A staccato theme from Rhapsody in Blue inspired another five-minute improvisation, touching a flavor of Janácek by way of Rachmaninoff. But the next requester, asking for Sousa’s “The Stars and Stripes Forever,” wasn’t let off the hook. “You have to sing it for me,” the pianist insisted, and such is her charm that he did.
An amazing exhibition followed: Gottschalkian bombast followed by Fats Waller stride. Montero explained in an interview that she approaches each piece unprepared, the choices she makes entirely in the moment. Thus the pacing of the pieces is a matter of instinct. It made programmatic sense that the next number should be a contrast, so how appropriate to get a request for “Amazing Grace.”
“Sing it for me,” said Montero. At first one voice, then more, until most of the audience had joined in to sing a complete chorus of the song to the pianist’s gentle accompaniment. It was as magical a moment as I’ve met in a concert hall. Although Montero’s improvisational voice is sui generis, there are trails of influence to be found, and here I heard Ravel and even Chaminade.
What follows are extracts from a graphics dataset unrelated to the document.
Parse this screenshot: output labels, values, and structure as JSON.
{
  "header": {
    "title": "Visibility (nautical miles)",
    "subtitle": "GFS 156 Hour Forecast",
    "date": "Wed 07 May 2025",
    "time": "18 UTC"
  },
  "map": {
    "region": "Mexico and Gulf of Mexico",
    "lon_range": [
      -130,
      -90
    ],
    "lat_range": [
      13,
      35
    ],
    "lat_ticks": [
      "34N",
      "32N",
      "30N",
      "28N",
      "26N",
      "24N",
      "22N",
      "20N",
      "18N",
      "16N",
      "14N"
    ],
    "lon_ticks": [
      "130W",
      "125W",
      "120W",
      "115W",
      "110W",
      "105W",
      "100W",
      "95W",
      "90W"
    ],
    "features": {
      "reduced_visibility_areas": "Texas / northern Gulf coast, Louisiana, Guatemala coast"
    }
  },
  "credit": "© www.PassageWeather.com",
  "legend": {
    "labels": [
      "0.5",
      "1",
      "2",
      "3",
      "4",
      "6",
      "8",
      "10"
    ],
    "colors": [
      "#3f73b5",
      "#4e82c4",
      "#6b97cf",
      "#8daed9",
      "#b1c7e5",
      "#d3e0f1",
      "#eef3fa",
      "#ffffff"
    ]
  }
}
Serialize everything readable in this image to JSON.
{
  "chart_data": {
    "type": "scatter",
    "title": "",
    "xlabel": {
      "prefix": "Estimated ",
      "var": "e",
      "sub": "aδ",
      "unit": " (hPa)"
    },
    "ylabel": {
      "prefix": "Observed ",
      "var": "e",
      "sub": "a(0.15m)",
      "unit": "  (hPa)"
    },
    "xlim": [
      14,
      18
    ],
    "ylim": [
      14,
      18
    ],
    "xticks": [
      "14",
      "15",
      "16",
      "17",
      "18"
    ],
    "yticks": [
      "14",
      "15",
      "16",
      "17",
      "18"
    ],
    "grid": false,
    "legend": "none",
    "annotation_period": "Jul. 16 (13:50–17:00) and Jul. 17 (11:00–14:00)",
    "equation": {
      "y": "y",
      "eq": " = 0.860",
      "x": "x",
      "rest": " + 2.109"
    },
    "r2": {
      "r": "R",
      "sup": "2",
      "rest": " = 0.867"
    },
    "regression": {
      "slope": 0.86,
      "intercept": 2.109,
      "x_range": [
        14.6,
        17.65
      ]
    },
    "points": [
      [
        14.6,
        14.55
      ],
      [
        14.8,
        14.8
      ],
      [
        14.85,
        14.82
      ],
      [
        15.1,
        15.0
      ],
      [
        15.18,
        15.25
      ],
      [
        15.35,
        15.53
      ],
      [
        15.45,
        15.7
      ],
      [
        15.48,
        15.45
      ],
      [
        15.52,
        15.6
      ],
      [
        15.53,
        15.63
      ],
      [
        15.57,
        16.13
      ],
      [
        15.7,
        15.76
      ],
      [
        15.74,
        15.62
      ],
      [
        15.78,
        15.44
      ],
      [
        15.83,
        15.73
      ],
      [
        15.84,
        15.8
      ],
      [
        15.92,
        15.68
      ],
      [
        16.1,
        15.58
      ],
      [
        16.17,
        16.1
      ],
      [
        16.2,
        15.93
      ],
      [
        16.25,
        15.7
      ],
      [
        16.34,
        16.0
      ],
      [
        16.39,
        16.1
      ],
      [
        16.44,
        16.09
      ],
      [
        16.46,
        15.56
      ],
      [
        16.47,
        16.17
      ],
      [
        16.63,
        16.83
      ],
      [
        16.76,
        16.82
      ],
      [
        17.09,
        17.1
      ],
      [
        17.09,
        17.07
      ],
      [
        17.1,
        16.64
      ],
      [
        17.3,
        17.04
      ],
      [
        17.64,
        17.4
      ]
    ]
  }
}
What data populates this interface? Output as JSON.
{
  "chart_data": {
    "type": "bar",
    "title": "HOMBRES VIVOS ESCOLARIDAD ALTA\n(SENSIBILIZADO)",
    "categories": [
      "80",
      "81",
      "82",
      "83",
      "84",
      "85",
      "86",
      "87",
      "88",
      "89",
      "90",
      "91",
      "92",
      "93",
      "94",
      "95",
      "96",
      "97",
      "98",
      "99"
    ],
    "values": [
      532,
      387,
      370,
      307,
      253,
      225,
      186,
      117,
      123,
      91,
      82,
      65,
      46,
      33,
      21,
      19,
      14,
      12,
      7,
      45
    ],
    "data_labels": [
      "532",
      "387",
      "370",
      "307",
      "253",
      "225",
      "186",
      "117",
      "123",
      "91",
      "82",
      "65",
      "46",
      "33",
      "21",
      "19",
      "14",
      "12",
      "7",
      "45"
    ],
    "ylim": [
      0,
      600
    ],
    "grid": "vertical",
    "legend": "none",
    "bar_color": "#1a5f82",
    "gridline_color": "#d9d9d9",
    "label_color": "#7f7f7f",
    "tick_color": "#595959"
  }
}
“La vie en rose” was unexpectedly Lisztian, with a tango rhythm emerging, while “Folsom Prison Blues”—a theme that required a few audience members to support the original wise guy who couldn’t sing the thing—was Gershwin-esque.
“Take Me out to the Ball Game,” the Albert Von Tilzer chestnut, proved to be a nice coincidence as a final request. It shares with “Over the Rainbow” a leap of an octave between its first two notes, and gave a sense of full-circle as Montero teased it through a Handelian opening into what unfolded like a miniature, multi-movement work for a very satisfying concert finish.